Una postal de África. Uno puede sentir el aleteo de los buitres que sobrevuelan allá arriba por una presa moribunda. Se deleitan. El movimiento de sus alas desplegadas deja surcos en el aire denso de esta tarde. Huelen la presa. Quizás un antílope. Una cebra. La ves ahí. Una cebra joven. El paisaje alrededor es un páramo salvaje. Hay un claro, ahí, donde la cebra yace. Está malherida. Uno se acerca al animal. Despacio. Las moscas incesantes la arremeten. El hedor es brutal. La mirada de la cebra es de tal belleza. En el silencio vasto se oye cómo resopla; cómo hace el esfuerzo de respirar sus últimos aires. El lomo sube y baja con espasmos violentos, desacompasados. Sube y baja; hace espacio en su pecho para que el aire no la abandone. No sabe qué le cuesta más: si soportar el dolor, si estar atenta a los buitres que en minutos desgarrarán su vientre abierto. Si pudiera moverse un poco para espantar la horda de moscas. Pero no puede. Los pulmones deciden por ella. Respira. Huele el hedor de su propia sangre secándose al sol. Los ojos desorbitados se abren un poco más. Los buitres, tan cerca. Unas horas antes la cebra galopaba con otras cebras hacia la salida de un nuevo sol. Galopaba en grupo, formando la coreografía polvorienta con sus iguales; sus hermanas. Y un instante confuso, turbulento: rápido, un momento sin medida, ni comienzo ni final, las fauces de una leona, o dos, o quizás mil, se cerraron sobre sus patas. Una dentellada y otra, y el dolor del infierno y otra vez los dientes, la sangre eclosionando, extendiéndose derramada sobre la hierba como una alfombra infinita, imparable, caliente como lava, brillante, roja como la tarde que se acaba. Gruñidos, zarpazos. Mordidas. Confusión. La mente nublada. Su cuerpo derribado. Y la pequeña cebra que no atinaba a entender. Qué era ese suplicio interminable, polvoriento, esas sacudidas que la hundían, la dividían en pedazos y la arrastraban hasta dejarla un paso antes de la nada. Qué era eso que sentía. Qué era. Ya no había hermanas cebras, solo una manada que se alejaba, un manojo bicolor, anónimo. Algo tan remoto. Una polvareda como de tornado en la sabana eterna. Después, silencio. Y después la inmensidad. El pastizal amarillento infinito. El sol rodando por el cielo ancho.
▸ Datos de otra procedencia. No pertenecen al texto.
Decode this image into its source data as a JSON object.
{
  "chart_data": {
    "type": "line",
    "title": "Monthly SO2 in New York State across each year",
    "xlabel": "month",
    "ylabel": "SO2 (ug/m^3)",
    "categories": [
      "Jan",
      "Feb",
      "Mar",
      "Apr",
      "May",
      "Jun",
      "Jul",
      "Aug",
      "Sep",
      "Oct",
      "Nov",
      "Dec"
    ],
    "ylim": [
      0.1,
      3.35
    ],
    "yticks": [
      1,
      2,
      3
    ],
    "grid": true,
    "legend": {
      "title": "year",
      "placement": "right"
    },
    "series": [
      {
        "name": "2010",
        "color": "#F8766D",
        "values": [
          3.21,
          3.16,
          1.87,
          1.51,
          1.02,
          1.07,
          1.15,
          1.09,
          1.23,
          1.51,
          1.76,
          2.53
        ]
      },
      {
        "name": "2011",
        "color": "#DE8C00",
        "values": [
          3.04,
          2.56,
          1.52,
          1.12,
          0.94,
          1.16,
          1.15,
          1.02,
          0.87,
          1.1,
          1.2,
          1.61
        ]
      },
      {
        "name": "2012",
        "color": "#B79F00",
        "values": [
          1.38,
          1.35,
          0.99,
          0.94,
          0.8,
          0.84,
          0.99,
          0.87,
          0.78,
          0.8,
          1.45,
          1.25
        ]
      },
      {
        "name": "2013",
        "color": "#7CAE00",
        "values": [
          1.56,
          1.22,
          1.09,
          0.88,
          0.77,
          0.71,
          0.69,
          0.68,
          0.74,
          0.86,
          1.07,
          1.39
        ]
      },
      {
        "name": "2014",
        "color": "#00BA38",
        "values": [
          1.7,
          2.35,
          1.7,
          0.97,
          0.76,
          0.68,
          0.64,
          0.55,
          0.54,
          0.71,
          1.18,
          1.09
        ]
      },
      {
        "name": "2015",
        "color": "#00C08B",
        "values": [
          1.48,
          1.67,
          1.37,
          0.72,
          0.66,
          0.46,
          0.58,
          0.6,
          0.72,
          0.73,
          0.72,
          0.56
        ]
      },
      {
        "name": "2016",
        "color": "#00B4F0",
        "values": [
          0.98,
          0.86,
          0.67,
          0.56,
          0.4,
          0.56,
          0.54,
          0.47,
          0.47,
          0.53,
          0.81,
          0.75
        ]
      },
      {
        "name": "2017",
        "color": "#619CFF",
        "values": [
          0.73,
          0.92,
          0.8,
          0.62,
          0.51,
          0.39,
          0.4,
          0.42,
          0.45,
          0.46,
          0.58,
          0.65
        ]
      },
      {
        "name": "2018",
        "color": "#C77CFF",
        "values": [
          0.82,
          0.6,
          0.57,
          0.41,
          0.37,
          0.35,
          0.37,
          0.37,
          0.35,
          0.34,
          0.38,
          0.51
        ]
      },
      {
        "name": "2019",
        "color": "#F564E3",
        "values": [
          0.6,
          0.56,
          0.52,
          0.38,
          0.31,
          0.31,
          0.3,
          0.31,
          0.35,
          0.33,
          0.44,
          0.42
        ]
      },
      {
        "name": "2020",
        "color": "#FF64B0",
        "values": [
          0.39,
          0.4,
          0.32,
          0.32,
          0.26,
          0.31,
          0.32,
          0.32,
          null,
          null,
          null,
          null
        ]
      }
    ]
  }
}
La mece el silencio. Algún graznido que sus ojos buscan en vano identificar, lejos. La sangre escurrida, un mazacote pastoso, algo de lo que ha dejado la devastación felina.
Tiene la idea del agua del pantano. Ah, qué bien le vendría hundirse en el agua fresca ahora. Quedarse sumergida. Quieta. Todavía tiene la sensación de haberse sumergido en ese líquido. Le vendría bien eso. Su garganta replica la mecánica de la deglución. Siente dolor; algo adentro que no tiene ningún nombre. La recorre un escalofrío. Se desvanece.
Cuando despierta, el cielo es una crema de naranjas y rosados. Ya no siente ni dolor ni lo que fue su cuerpo. Ni lo que de él queda. Solo ve. Mira el horizonte alterado, los árboles otra vez reverdecidos, la sombra, cada vez más cercana del vuelo redondo de los pájaros. El aleteo. Son muchos pájaros. Lento. Flap. Flap flap. Si pudiera, comenzaría a contarlos.
La tarde encendida se escurre en la sabana. Las sanguíneas copas de los árboles, doradas, rojizas; entintadas por un sol pulido que se inserta en el horizonte, como un cospel.
El sonido de los pájaros quiebra lo callado del día. Sereno como una postal.
Los gatos se desperezan. En las sombras se escurren patas. Algo se arrastra. Algo es arrastrado. La bandada de palomas rompe el silencio, estira su graznido sobre el horizonte. Se aleja. Se esfuma. Había una cebra más en el mundo esta mañana. Una franja azul oscuro avanza en el cielo devorando las últimas claridades de la tarde. Avanza. Lo cubre. Ya no hay palomas.